Complete the following steps for each secondary database you want to refresh on a schedule:

  1. Create a task that starts the database refresh on a schedule (using CREATE TASK).

    Syntax
    CREATE [ OR REPLACE ] TASK [ IF NOT EXISTS ] <name>
      WAREHOUSE = <string>
      SCHEDULE = { <number> MINUTE | USING CRON <expr> <time_zone> } | AFTER <string>
    AS
      ALTER DATABASE <secondary_db_name> REFRESH;
    

    For example, create a task named refresh_mydb1_task that refreshes a secondary database named mydb1 every 10 minutes. The task runs using the existing warehouse mywh:

    CREATE TASK refresh_mydb1_task
      WAREHOUSE = mywh
      SCHEDULE = '10 minute'
    AS
      ALTER DATABASE mydb1 REFRESH;
    
  2. A task is suspended by default when it is created. Resume the task to allow it to run based on the parameters specified in the task definition:

ALTER TASK refresh_mydb1_task RESUME;

Monitoring the Progress of a Database Refresh

To determine the current status of the initial database replication or a subsequent secondary database refresh, query the DATABASE_REFRESH_PROGRESS , DATABASE_REFRESH_PROGRESS_BY_JOB table function (in the Information Schema).

A database refresh operation can require several hours or longer to complete depending on the amount of data to replicate.

To view the replication history for a specified database within a specified date range, query either of the following:

Example

Monitor the progress of the mydb1 secondary database refresh:

select *
  from table(information_schema.database_refresh_progress(mydb1));

Monitoring the Progress of a Database Refresh in the Web Interface

Manually start a secondary database refresh in the Snowflake web interface to view a dynamic progress bar showing the current status of the refresh operation with statistics.

To start a secondary database refresh operation:

  1. In the Snowflake web interface, click the Databases Databases tab tab » Replication.

  2. Select the secondary database to refresh.

  3. Click the Refresh now button.

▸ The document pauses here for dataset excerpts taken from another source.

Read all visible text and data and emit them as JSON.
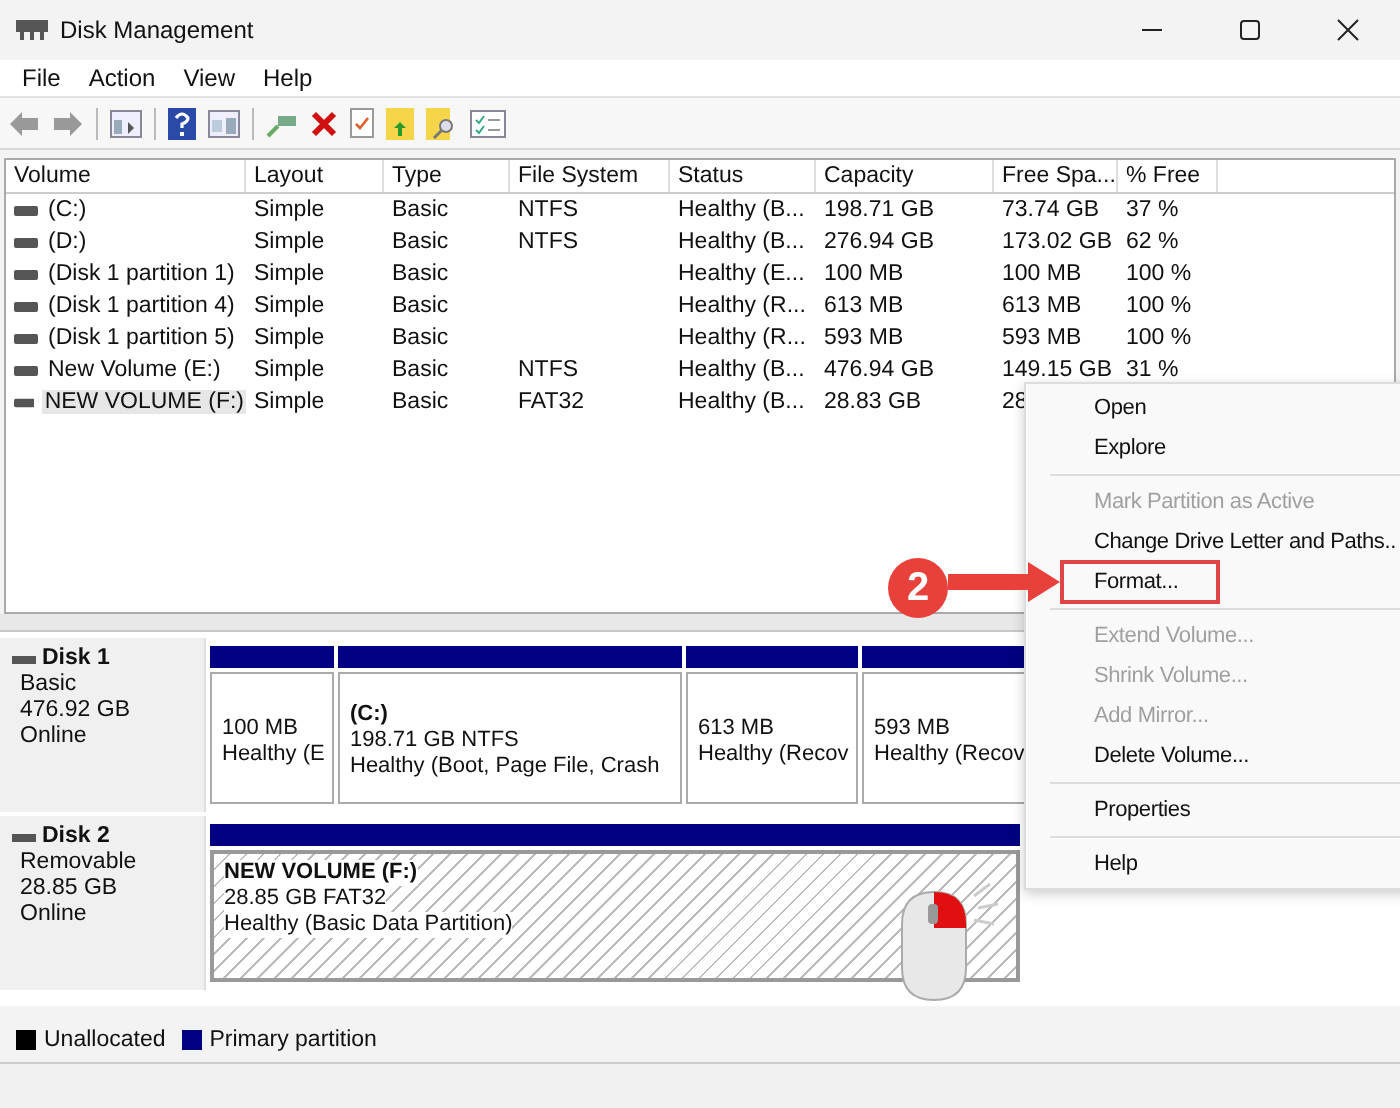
{
  "window": {
    "title": "Disk Management"
  },
  "menu_bar": [
    "File",
    "Action",
    "View",
    "Help"
  ],
  "table": {
    "columns": [
      "Volume",
      "Layout",
      "Type",
      "File System",
      "Status",
      "Capacity",
      "Free Spa...",
      "% Free"
    ],
    "rows": [
      {
        "selected": false,
        "cells": [
          "(C:)",
          "Simple",
          "Basic",
          "NTFS",
          "Healthy (B...",
          "198.71 GB",
          "73.74 GB",
          "37 %"
        ]
      },
      {
        "selected": false,
        "cells": [
          "(D:)",
          "Simple",
          "Basic",
          "NTFS",
          "Healthy (B...",
          "276.94 GB",
          "173.02 GB",
          "62 %"
        ]
      },
      {
        "selected": false,
        "cells": [
          "(Disk 1 partition 1)",
          "Simple",
          "Basic",
          "",
          "Healthy (E...",
          "100 MB",
          "100 MB",
          "100 %"
        ]
      },
      {
        "selected": false,
        "cells": [
          "(Disk 1 partition 4)",
          "Simple",
          "Basic",
          "",
          "Healthy (R...",
          "613 MB",
          "613 MB",
          "100 %"
        ]
      },
      {
        "selected": false,
        "cells": [
          "(Disk 1 partition 5)",
          "Simple",
          "Basic",
          "",
          "Healthy (R...",
          "593 MB",
          "593 MB",
          "100 %"
        ]
      },
      {
        "selected": false,
        "cells": [
          "New Volume (E:)",
          "Simple",
          "Basic",
          "NTFS",
          "Healthy (B...",
          "476.94 GB",
          "149.15 GB",
          "31 %"
        ]
      },
      {
        "selected": true,
        "cells": [
          "NEW VOLUME (F:)",
          "Simple",
          "Basic",
          "FAT32",
          "Healthy (B...",
          "28.83 GB",
          "28"
        ]
      }
    ]
  },
  "disks": [
    {
      "name": "Disk 1",
      "type": "Basic",
      "size": "476.92 GB",
      "status": "Online",
      "partitions": [
        {
          "size": "100 MB",
          "status": "Healthy (E",
          "selected": false
        },
        {
          "label": "(C:)",
          "size": "198.71 GB NTFS",
          "status": "Healthy (Boot, Page File, Crash",
          "selected": false
        },
        {
          "size": "613 MB",
          "status": "Healthy (Recov",
          "selected": false
        },
        {
          "size": "593 MB",
          "status": "Healthy (Recov",
          "selected": false
        }
      ]
    },
    {
      "name": "Disk 2",
      "type": "Removable",
      "size": "28.85 GB",
      "status": "Online",
      "partitions": [
        {
          "label": "NEW VOLUME  (F:)",
          "size": "28.85 GB FAT32",
          "status": "Healthy (Basic Data Partition)",
          "selected": true
        }
      ]
    }
  ],
  "legend": [
    {
      "label": "Unallocated",
      "color": "#000000"
    },
    {
      "label": "Primary partition",
      "color": "#000080"
    }
  ],
  "context_menu": [
    {
      "kind": "item",
      "label": "Open",
      "disabled": false
    },
    {
      "kind": "item",
      "label": "Explore",
      "disabled": false
    },
    {
      "kind": "separator"
    },
    {
      "kind": "item",
      "label": "Mark Partition as Active",
      "disabled": true
    },
    {
      "kind": "item",
      "label": "Change Drive Letter and Paths..",
      "disabled": false
    },
    {
      "kind": "item",
      "label": "Format...",
      "disabled": false,
      "highlighted": true
    },
    {
      "kind": "separator"
    },
    {
      "kind": "item",
      "label": "Extend Volume...",
      "disabled": true
    },
    {
      "kind": "item",
      "label": "Shrink Volume...",
      "disabled": true
    },
    {
      "kind": "item",
      "label": "Add Mirror...",
      "disabled": true
    },
    {
      "kind": "item",
      "label": "Delete Volume...",
      "disabled": false
    },
    {
      "kind": "separator"
    },
    {
      "kind": "item",
      "label": "Properties",
      "disabled": false
    },
    {
      "kind": "separator"
    },
    {
      "kind": "item",
      "label": "Help",
      "disabled": false
    }
  ],
  "callout": {
    "step": "2"
  }
}
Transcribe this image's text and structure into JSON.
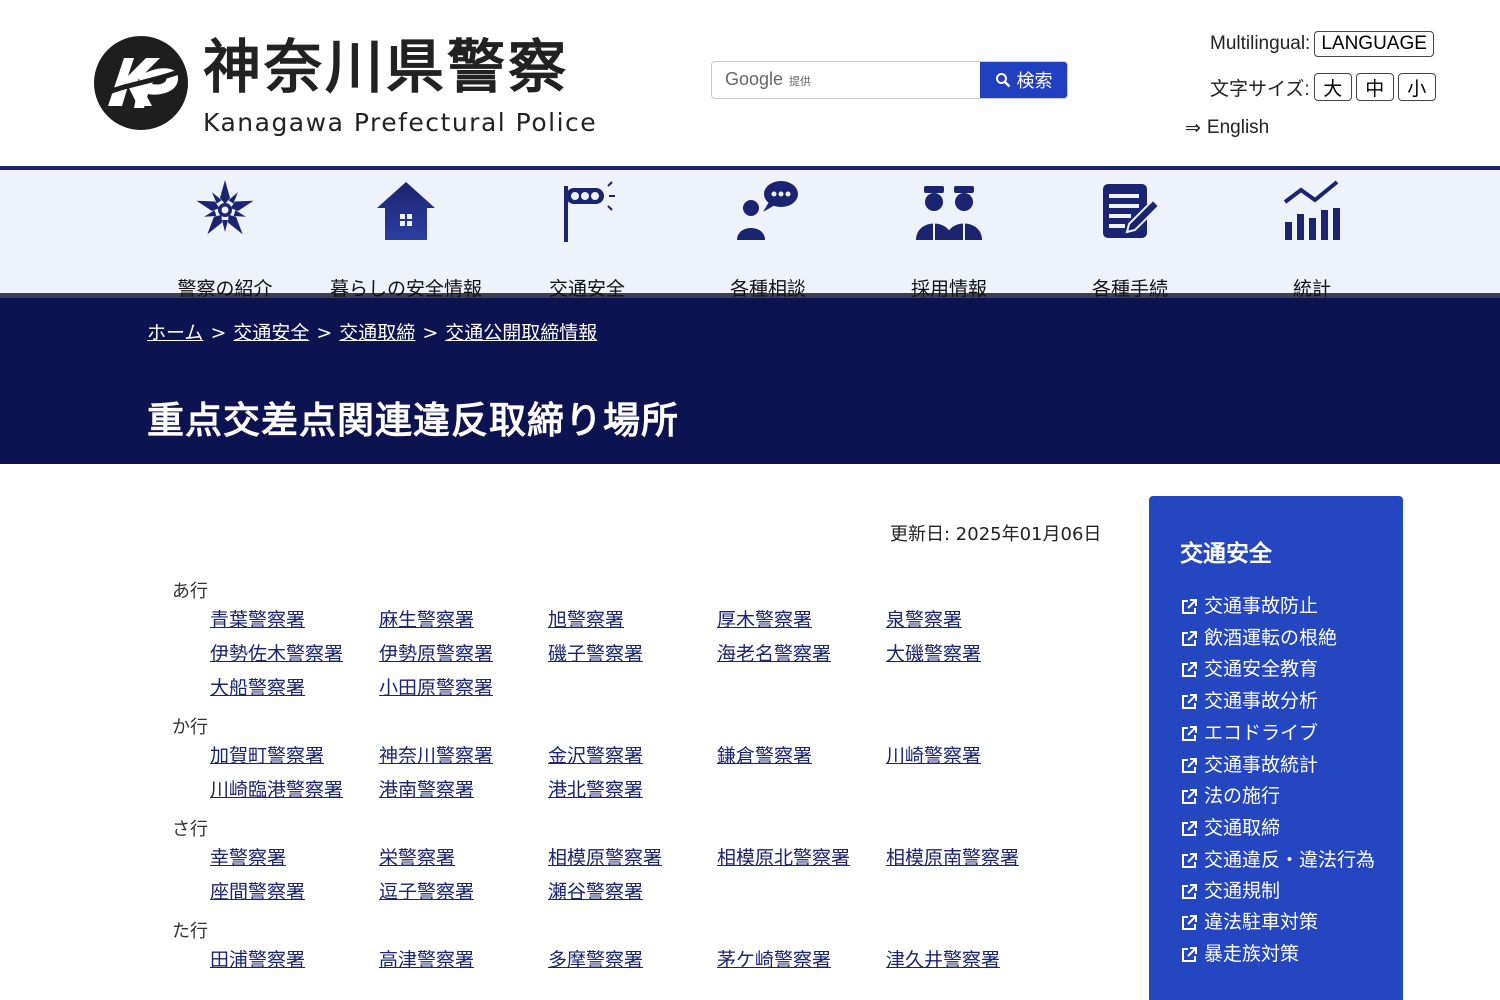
{
  "header": {
    "site_title": "神奈川県警察",
    "site_subtitle": "Kanagawa Prefectural Police",
    "logo_text": "KP"
  },
  "search": {
    "google_label": "Google",
    "google_sub": "提供",
    "button_label": "検索",
    "button_icon": "search-icon"
  },
  "utility": {
    "multilingual_label": "Multilingual:",
    "language_button": "LANGUAGE",
    "font_size_label": "文字サイズ:",
    "size_large": "大",
    "size_medium": "中",
    "size_small": "小",
    "english_arrow": "⇒",
    "english_link": "English"
  },
  "nav": {
    "items": [
      {
        "label": "警察の紹介",
        "icon": "police-emblem-icon"
      },
      {
        "label": "暮らしの安全情報",
        "icon": "house-icon"
      },
      {
        "label": "交通安全",
        "icon": "traffic-signal-icon"
      },
      {
        "label": "各種相談",
        "icon": "consultation-icon"
      },
      {
        "label": "採用情報",
        "icon": "officers-icon"
      },
      {
        "label": "各種手続",
        "icon": "form-edit-icon"
      },
      {
        "label": "統計",
        "icon": "bar-chart-icon"
      }
    ]
  },
  "breadcrumb": {
    "items": [
      "ホーム",
      "交通安全",
      "交通取締",
      "交通公開取締情報"
    ],
    "separator": ">"
  },
  "page": {
    "title": "重点交差点関連違反取締り場所",
    "updated": "更新日: 2025年01月06日"
  },
  "station_groups": [
    {
      "label": "あ行",
      "stations": [
        "青葉警察署",
        "麻生警察署",
        "旭警察署",
        "厚木警察署",
        "泉警察署",
        "伊勢佐木警察署",
        "伊勢原警察署",
        "磯子警察署",
        "海老名警察署",
        "大磯警察署",
        "大船警察署",
        "小田原警察署"
      ]
    },
    {
      "label": "か行",
      "stations": [
        "加賀町警察署",
        "神奈川警察署",
        "金沢警察署",
        "鎌倉警察署",
        "川崎警察署",
        "川崎臨港警察署",
        "港南警察署",
        "港北警察署"
      ]
    },
    {
      "label": "さ行",
      "stations": [
        "幸警察署",
        "栄警察署",
        "相模原警察署",
        "相模原北警察署",
        "相模原南警察署",
        "座間警察署",
        "逗子警察署",
        "瀬谷警察署"
      ]
    },
    {
      "label": "た行",
      "stations": [
        "田浦警察署",
        "高津警察署",
        "多摩警察署",
        "茅ケ崎警察署",
        "津久井警察署"
      ]
    }
  ],
  "sidebar": {
    "title": "交通安全",
    "items": [
      "交通事故防止",
      "飲酒運転の根絶",
      "交通安全教育",
      "交通事故分析",
      "エコドライブ",
      "交通事故統計",
      "法の施行",
      "交通取締",
      "交通違反・違法行為",
      "交通規制",
      "違法駐車対策",
      "暴走族対策"
    ],
    "item_icon": "external-link-icon"
  },
  "colors": {
    "nav_bg": "#eef2fb",
    "nav_icon": "#1b2470",
    "banner_bg": "#0d1250",
    "link": "#1b2470",
    "sidebar_bg": "#2446c0",
    "search_button": "#2040c0"
  }
}
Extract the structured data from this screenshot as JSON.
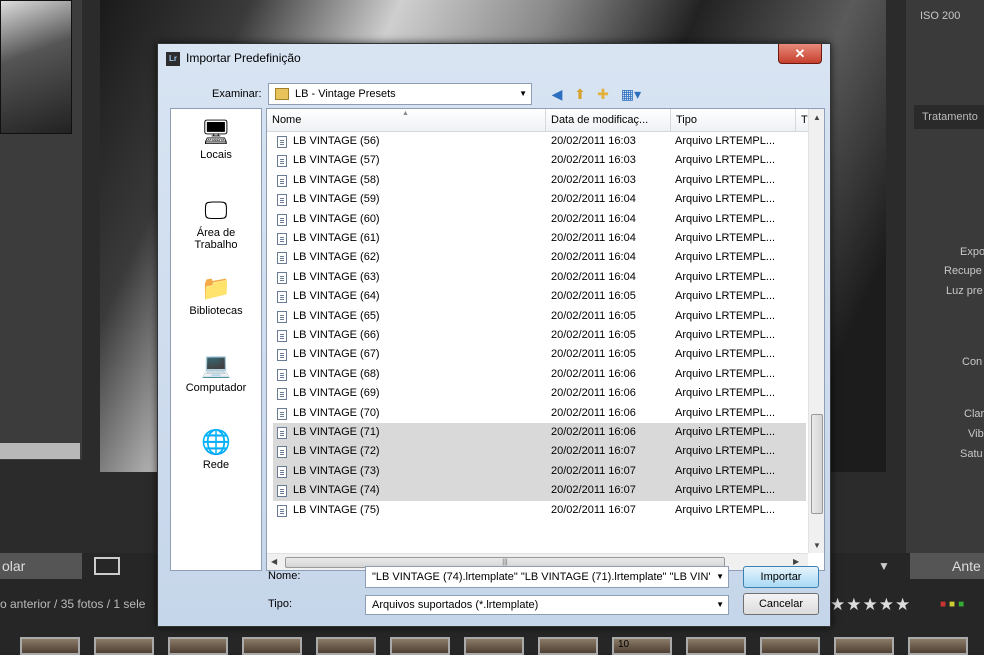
{
  "background": {
    "right_panel": {
      "iso": "ISO 200",
      "section": "Tratamento",
      "labels": [
        "Expo",
        "Recupe",
        "Luz pre",
        "Con",
        "Clar",
        "Vib",
        "Satu"
      ]
    },
    "bottom": {
      "left_button": "olar",
      "right_button": "Ante",
      "status": "o anterior / 35 fotos / 1 sele",
      "stars": "★★★★★",
      "film_badge": "10"
    }
  },
  "dialog": {
    "title": "Importar Predefinição",
    "close_label": "✕",
    "examine_label": "Examinar:",
    "current_folder": "LB - Vintage Presets",
    "places": [
      {
        "label": "Locais",
        "icon": "recent-places-icon"
      },
      {
        "label": "Área de Trabalho",
        "icon": "desktop-icon"
      },
      {
        "label": "Bibliotecas",
        "icon": "libraries-icon"
      },
      {
        "label": "Computador",
        "icon": "computer-icon"
      },
      {
        "label": "Rede",
        "icon": "network-icon"
      }
    ],
    "columns": [
      "Nome",
      "Data de modificaç...",
      "Tipo",
      "T"
    ],
    "files": [
      {
        "name": "LB VINTAGE (56)",
        "date": "20/02/2011 16:03",
        "type": "Arquivo LRTEMPL...",
        "selected": false
      },
      {
        "name": "LB VINTAGE (57)",
        "date": "20/02/2011 16:03",
        "type": "Arquivo LRTEMPL...",
        "selected": false
      },
      {
        "name": "LB VINTAGE (58)",
        "date": "20/02/2011 16:03",
        "type": "Arquivo LRTEMPL...",
        "selected": false
      },
      {
        "name": "LB VINTAGE (59)",
        "date": "20/02/2011 16:04",
        "type": "Arquivo LRTEMPL...",
        "selected": false
      },
      {
        "name": "LB VINTAGE (60)",
        "date": "20/02/2011 16:04",
        "type": "Arquivo LRTEMPL...",
        "selected": false
      },
      {
        "name": "LB VINTAGE (61)",
        "date": "20/02/2011 16:04",
        "type": "Arquivo LRTEMPL...",
        "selected": false
      },
      {
        "name": "LB VINTAGE (62)",
        "date": "20/02/2011 16:04",
        "type": "Arquivo LRTEMPL...",
        "selected": false
      },
      {
        "name": "LB VINTAGE (63)",
        "date": "20/02/2011 16:04",
        "type": "Arquivo LRTEMPL...",
        "selected": false
      },
      {
        "name": "LB VINTAGE (64)",
        "date": "20/02/2011 16:05",
        "type": "Arquivo LRTEMPL...",
        "selected": false
      },
      {
        "name": "LB VINTAGE (65)",
        "date": "20/02/2011 16:05",
        "type": "Arquivo LRTEMPL...",
        "selected": false
      },
      {
        "name": "LB VINTAGE (66)",
        "date": "20/02/2011 16:05",
        "type": "Arquivo LRTEMPL...",
        "selected": false
      },
      {
        "name": "LB VINTAGE (67)",
        "date": "20/02/2011 16:05",
        "type": "Arquivo LRTEMPL...",
        "selected": false
      },
      {
        "name": "LB VINTAGE (68)",
        "date": "20/02/2011 16:06",
        "type": "Arquivo LRTEMPL...",
        "selected": false
      },
      {
        "name": "LB VINTAGE (69)",
        "date": "20/02/2011 16:06",
        "type": "Arquivo LRTEMPL...",
        "selected": false
      },
      {
        "name": "LB VINTAGE (70)",
        "date": "20/02/2011 16:06",
        "type": "Arquivo LRTEMPL...",
        "selected": false
      },
      {
        "name": "LB VINTAGE (71)",
        "date": "20/02/2011 16:06",
        "type": "Arquivo LRTEMPL...",
        "selected": true
      },
      {
        "name": "LB VINTAGE (72)",
        "date": "20/02/2011 16:07",
        "type": "Arquivo LRTEMPL...",
        "selected": true
      },
      {
        "name": "LB VINTAGE (73)",
        "date": "20/02/2011 16:07",
        "type": "Arquivo LRTEMPL...",
        "selected": true
      },
      {
        "name": "LB VINTAGE (74)",
        "date": "20/02/2011 16:07",
        "type": "Arquivo LRTEMPL...",
        "selected": true
      },
      {
        "name": "LB VINTAGE (75)",
        "date": "20/02/2011 16:07",
        "type": "Arquivo LRTEMPL...",
        "selected": false
      }
    ],
    "name_label": "Nome:",
    "name_value": "\"LB VINTAGE (74).lrtemplate\" \"LB VINTAGE (71).lrtemplate\" \"LB VIN'",
    "type_label": "Tipo:",
    "type_value": "Arquivos suportados (*.lrtemplate)",
    "import_button": "Importar",
    "cancel_button": "Cancelar"
  }
}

The Refresh Database dialog opens.

  4. Click the Refresh button.

The Last Refresh Status column displays the status of the current refresh operation. The progress bar is updated dynamically.

The Refresh History statistics in the side window also display the current refresh status, along with the refresh start time, number of bytes transferred, and other statistics.

Secondary refresh operation in the Snowflake web interface

Viewing the Database Refresh History

To view the history of secondary database refresh operations, query the DATABASE_REFRESH_HISTORY table function (in the Information Schema). This function returns database refresh activity within the last 14 days.

or

Query the REPLICATION_USAGE_HISTORY View view (in the Account Usage schema in the shared Snowflake database). This view returns replication usage activity within the last 365 days (1 year).

Example

View the history of the mydb1 secondary database refresh operation:

select *
  from table(information_schema.database_refresh_history(mydb1));

Comparing Data Sets in Primary and Secondary Databases

Optionally use the HASH_AGG function to compare the rows in a random set of tables in a primary and secondary database to verify data consistency. The HASH_AGG function returns an aggregate signed 64-bit hash value over the (unordered) set of input rows. Query this function on all or a random subset of tables in a secondary database and on the primary database (as of the timestamp for the primary database snapshot) and compare the output.

Example

  1. On the secondary database, query the DATABASE_REFRESH_HISTORY table function (in the Information Schema). Note the END_TIME column for the row indicating when the latest refresh operation completed. This is the timestamp for the latest snapshot of the primary database.

  2. Query the HASH_AGG function for a specified table. The following query returns a hash value for all rows in the mytable table:

    SELECT HASH_AGG( * ) FROM mytable;
    
  3. On the primary database, query the HASH_AGG function for the same table. Using Time Travel, specify the timestamp when the latest snapshot was taken for the secondary database:

    SELECT HASH_AGG( * ) FROM mytable AT(TIMESTAMP => <primary_snapshot_timestamp>);
    
  4. Compare the results from the two queries. The output should be identical.